It was an unlikely place to hear Abraham Joshua Heschel quoted, and the rabbi’s words came from an unlikely messenger.
At a news conference on a farm outside of Immokalee in southwest Florida, Jon Esformes, operating partner of the fourth-generation, family-owned Pacific Tomato Growers—one of the five largest growers in the nation with more than 14,000 acres in the US and Mexico—declared, “In a free society, few are guilty, but all are responsible.”
And with that he announced an agreement with the 4000-member Coalition of Immokalee Workers (CIW) to implement a penny per pound pay raise—which stands to increase workers’ annual earnings from about $10,000 to as much as $17,000—and establish a code of conduct that includes an external complaint resolution system, shade and protective equipment in the fields, and a worker-to-worker education process on their rights under the new agreement.
“For us, you wake up and you realize that maybe this is something we could have done yesterday, but I am certainly not going to wait until tomorrow,” said Esformes.

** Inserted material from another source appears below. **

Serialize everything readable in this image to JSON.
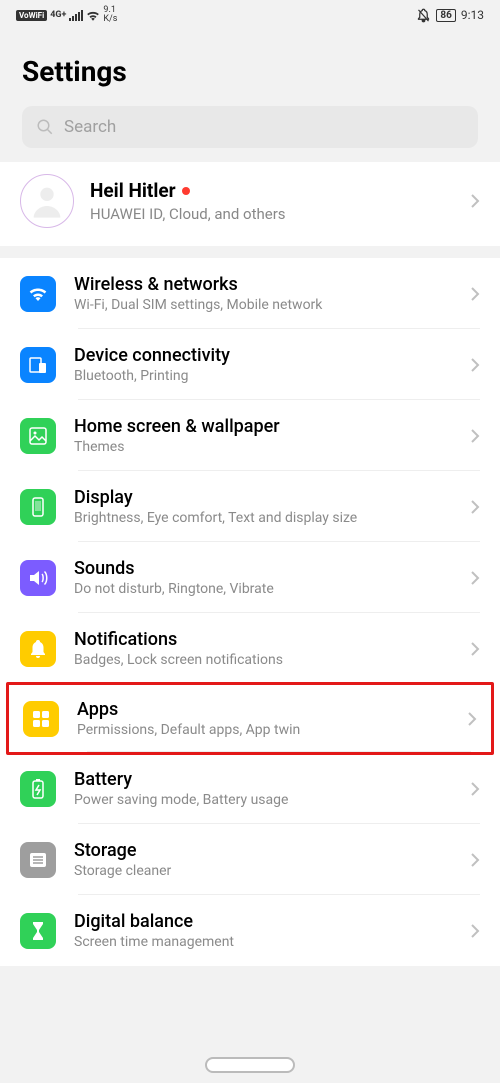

For those who have followed CIW’s decade-long fight to raise farmworkers’ sub-poverty wages and remedy oppressive working conditions—including slavery—this agreement marks the moment when a wall of denial maintained by the Florida agricultural industry came tumbling down.
When the Department of Labor reported “sub-poverty annual earnings,” the growers denied it, claiming tomato harvesters averaged $12-$18 per hour.

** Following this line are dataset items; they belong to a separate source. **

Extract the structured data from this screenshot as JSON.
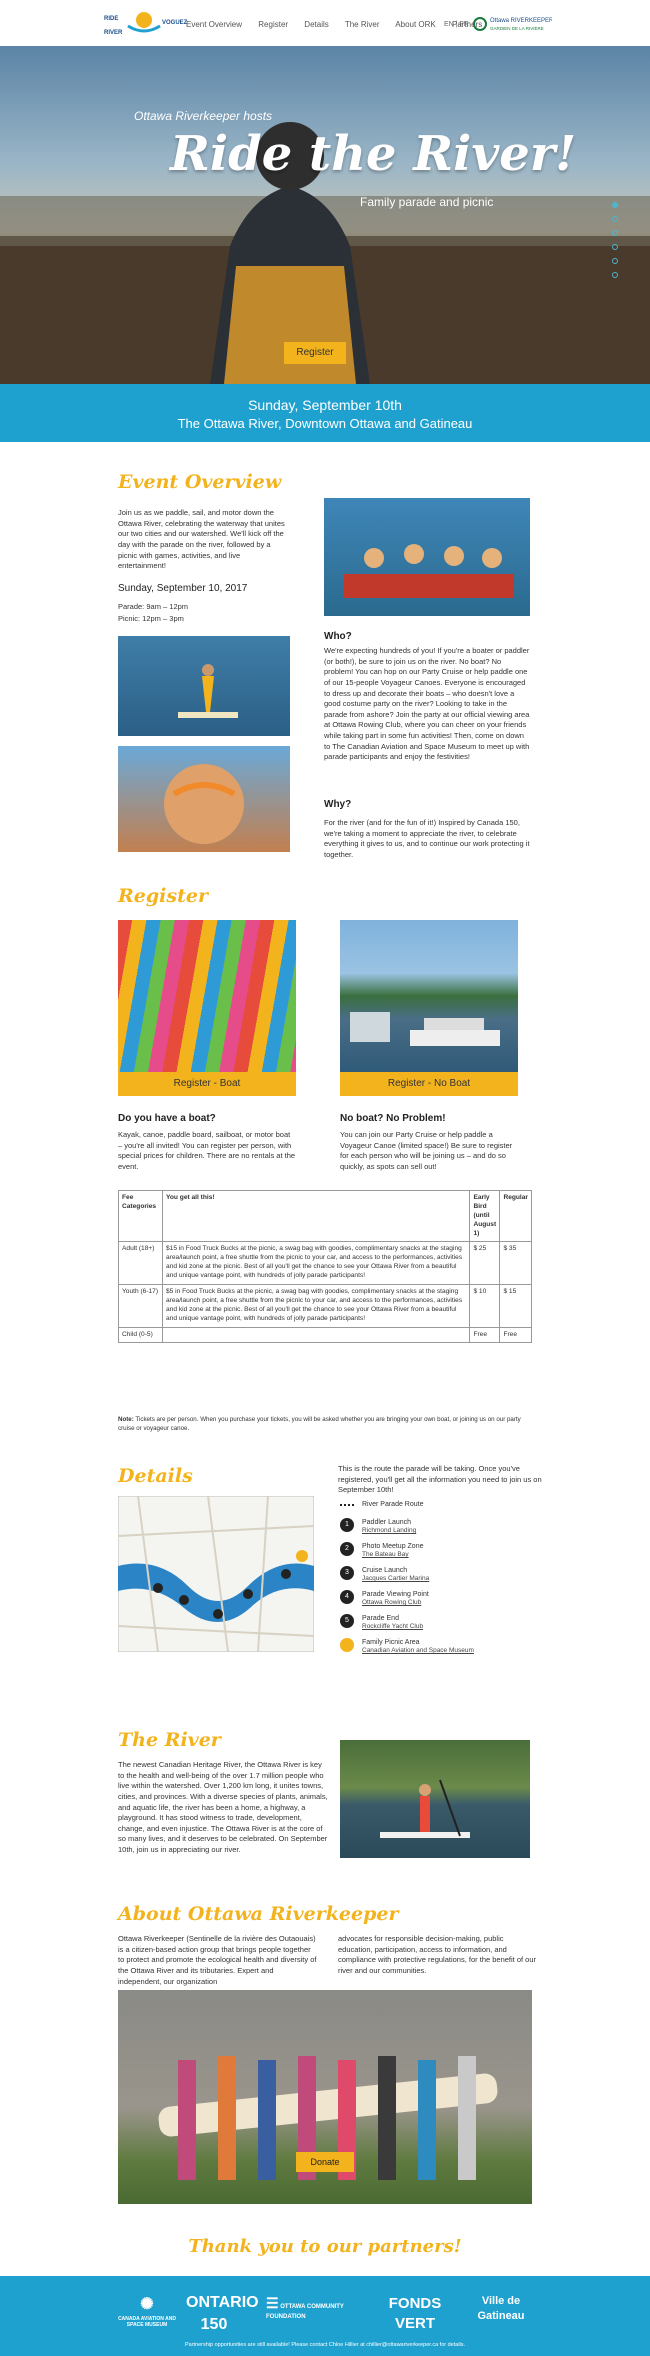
{
  "nav": {
    "logo_text": "RIDE THE RIVER / VOGUEZ SUR LA RIVIÈRE",
    "links": [
      "Event Overview",
      "Register",
      "Details",
      "The River",
      "About ORK",
      "Partners"
    ],
    "lang": "EN | FR",
    "partner_logo": "Ottawa RIVERKEEPER GARDIEN DE LA RIVIÈRE DES OUTAOUAIS"
  },
  "hero": {
    "subtitle": "Ottawa Riverkeeper hosts",
    "title": "Ride the River!",
    "tagline": "Family parade and picnic",
    "button": "Register"
  },
  "dateband": {
    "line1": "Sunday, September 10th",
    "line2": "The Ottawa River, Downtown Ottawa and Gatineau"
  },
  "overview": {
    "heading": "Event Overview",
    "intro": "Join us as we paddle, sail, and motor down the Ottawa River, celebrating the waterway that unites our two cities and our watershed. We'll kick off the day with the parade on the river, followed by a picnic with games, activities, and live entertainment!",
    "date": "Sunday, September 10, 2017",
    "parade": "Parade: 9am – 12pm",
    "picnic": "Picnic: 12pm – 3pm",
    "who_heading": "Who?",
    "who_text": "We're expecting hundreds of you! If you're a boater or paddler (or both!), be sure to join us on the river. No boat? No problem! You can hop on our Party Cruise or help paddle one of our 15-people Voyageur Canoes. Everyone is encouraged to dress up and decorate their boats – who doesn't love a good costume party on the river? Looking to take in the parade from ashore? Join the party at our official viewing area at Ottawa Rowing Club, where you can cheer on your friends while taking part in some fun activities! Then, come on down to The Canadian Aviation and Space Museum to meet up with parade participants and enjoy the festivities!",
    "why_heading": "Why?",
    "why_text": "For the river (and for the fun of it!) Inspired by Canada 150, we're taking a moment to appreciate the river, to celebrate everything it gives to us, and to continue our work protecting it together."
  },
  "register": {
    "heading": "Register",
    "boat_button": "Register - Boat",
    "noboat_button": "Register - No Boat",
    "boat_heading": "Do you have a boat?",
    "boat_text": "Kayak, canoe, paddle board, sailboat, or motor boat – you're all invited! You can register per person, with special prices for children. There are no rentals at the event.",
    "noboat_heading": "No boat? No Problem!",
    "noboat_text": "You can join our Party Cruise or help paddle a Voyageur Canoe (limited space!) Be sure to register for each person who will be joining us – and do so quickly, as spots can sell out!"
  },
  "fees": {
    "headers": [
      "Fee Categories",
      "You get all this!",
      "Early Bird (until August 1)",
      "Regular"
    ],
    "rows": [
      [
        "Adult (18+)",
        "$15 in Food Truck Bucks at the picnic, a swag bag with goodies, complimentary snacks at the staging area/launch point, a free shuttle from the picnic to your car, and access to the performances, activities and kid zone at the picnic. Best of all you'll get the chance to see your Ottawa River from a beautiful and unique vantage point, with hundreds of jolly parade participants!",
        "$ 25",
        "$ 35"
      ],
      [
        "Youth (6-17)",
        "$5 in Food Truck Bucks at the picnic, a swag bag with goodies, complimentary snacks at the staging area/launch point, a free shuttle from the picnic to your car, and access to the performances, activities and kid zone at the picnic. Best of all you'll get the chance to see your Ottawa River from a beautiful and unique vantage point, with hundreds of jolly parade participants!",
        "$ 10",
        "$ 15"
      ],
      [
        "Child (0-5)",
        "",
        "Free",
        "Free"
      ]
    ],
    "note_label": "Note:",
    "note": "Tickets are per person. When you purchase your tickets, you will be asked whether you are bringing your own boat, or joining us on our party cruise or voyageur canoe."
  },
  "details": {
    "heading": "Details",
    "intro": "This is the route the parade will be taking. Once you've registered, you'll get all the information you need to join us on September 10th!",
    "legend_line": "River Parade Route",
    "items": [
      {
        "num": "1",
        "title": "Paddler Launch",
        "place": "Richmond Landing"
      },
      {
        "num": "2",
        "title": "Photo Meetup Zone",
        "place": "The Bateau Bay"
      },
      {
        "num": "3",
        "title": "Cruise Launch",
        "place": "Jacques Cartier Marina"
      },
      {
        "num": "4",
        "title": "Parade Viewing Point",
        "place": "Ottawa Rowing Club"
      },
      {
        "num": "5",
        "title": "Parade End",
        "place": "Rockcliffe Yacht Club"
      },
      {
        "num": "",
        "title": "Family Picnic Area",
        "place": "Canadian Aviation and Space Museum"
      }
    ]
  },
  "river": {
    "heading": "The River",
    "text": "The newest Canadian Heritage River, the Ottawa River is key to the health and well-being of the over 1.7 million people who live within the watershed. Over 1,200 km long, it unites towns, cities, and provinces. With a diverse species of plants, animals, and aquatic life, the river has been a home, a highway, a playground. It has stood witness to trade, development, change, and even injustice. The Ottawa River is at the core of so many lives, and it deserves to be celebrated. On September 10th, join us in appreciating our river."
  },
  "about": {
    "heading": "About Ottawa Riverkeeper",
    "col1": "Ottawa Riverkeeper (Sentinelle de la rivière des Outaouais) is a citizen-based action group that brings people together to protect and promote the ecological health and diversity of the Ottawa River and its tributaries. Expert and independent, our organization",
    "col2": "advocates for responsible decision-making, public education, participation, access to information, and compliance with protective regulations, for the benefit of our river and our communities.",
    "donate": "Donate"
  },
  "partners": {
    "heading": "Thank you to our partners!",
    "logos": [
      "CANADA AVIATION AND SPACE MUSEUM",
      "ONTARIO 150",
      "OTTAWA COMMUNITY FOUNDATION",
      "FONDS VERT",
      "Ville de Gatineau"
    ],
    "footnote": "Partnership opportunities are still available! Please contact Chloe Hillier at chillier@ottawariverkeeper.ca for details."
  },
  "colors": {
    "accent": "#f3b31d",
    "band": "#1fa1cf"
  }
}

When the USDA described farmworkers as “among the most economically disadvantaged groups in the US” with “poverty more than double that of all wage and salary employees,” the growers maintained that they were performing a service by providing needed entry-level jobs.
When the Department of Justice worked with CIW to prosecute seven slavery operations in Florida over the last fifteen years, resulting in the liberation of over 1,000 farmworkers, the growers claimed that these were isolated cases and there was no need for systemic reforms.